Et dans les collectivités et les établissements publics ?
Ils sont aussi depuis peu obligés d’établir un rapport de situation comparée entre les femmes et les hommes. Désormais, ils devront donc établir un plan d’action en faveur de l’égalité, ce qui va faire évoluer la situation. Le contexte sur l’égalité professionnelle se renforce donc aussi au sein de ces structures.
Comment les accompagnez-vous dans leur démarche ?
La loi oblige à traiter 3 ou 4 critères liés à l’égalité parmi les 9 existant selon la taille de l’entreprise, dont obligatoirement celui de la rémunération. Nous aidons donc les entreprises de moins de 300 salarié-e-s à bien choisir les autres domaines d’intervention selon leur situation et les résultats du diagnostic. Nous mettons en avant le fait que l’égalité est un levier stratégique et non une contrainte.
Dans le cadre d’une démarche proactive de recrutement de femmes par exemple, nous les amenons à se rapprocher des écoles, à se rendre sur les forums, à développer une politique d’accueil de stagiaires tout particulièrement dans les métiers non mixtes… L’égalité est une véritable source d’innovation qui va augmenter la rentabilité et la productivité de l’entreprise.
Quelle est la clé de l’égalité professionnelle selon vous ?
Le message le plus important est d’intéresser les entreprises au sujet et de les inciter à agir en termes de stratégie dans une logique gagnant-gagnant. La vraie victoire commence dès lors qu’ils comprennent l’intérêt et l’importance de l’égalité. Aujourd’hui, on a tendance à n’aborder la question que sous l’angle du sexisme du fait de l’actualité ou de la rémunération alors que le sujet est tellement vaste. Donc attention à ne pas être trop réducteur.

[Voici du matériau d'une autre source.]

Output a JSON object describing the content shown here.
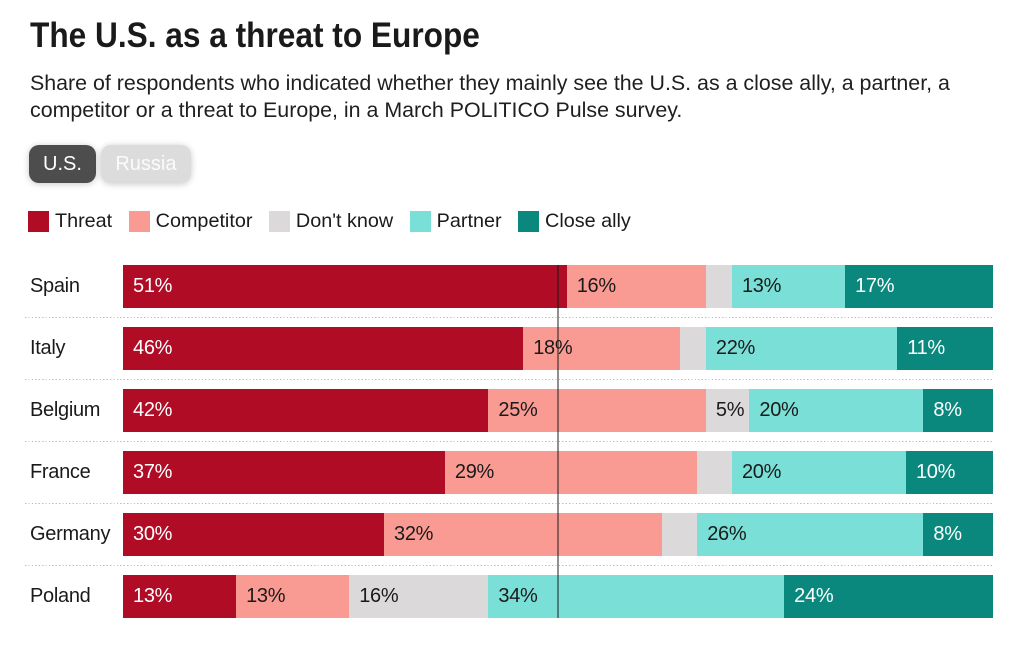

Il y a une vraie volonté de former aux enjeux de l’égalité mais plus par peur que par intérêt véritable. Le risque est que le harcèlement ou le sexisme soit prioritaire. Il faut donc plus de dialogue social sur le sujet. C’est pourquoi nous travaillons aussi beaucoup avec les partenaires sociaux, les comités d’entreprise, les commissions égalité… qui s’emparent du sujet mais ont souvent besoin de formation pour être force de propositions.
À la découverte de Perfegal
Françoise Le Rest et Isabelle Gueguen se sont rencontrées alors qu’elles travaillaient sur le projet européen Equal. De là est née l’idée de créer un cabinet dédié à l’égalité professionnelle, l’un des tout premiers à travailler sur le sujet en France: Perfégal. Désormais, elles interviennent dans toute la France sur 3 domaines : le conseil, la formation et l’étude / diagnostic.
Perfégal a ainsi développé son propre outil numérique de diagnostic : Éganum. Il permet aux PME notamment de, rapidement, réaliser un diagnostic et de choisir quels domaines d’action traiter en priorité.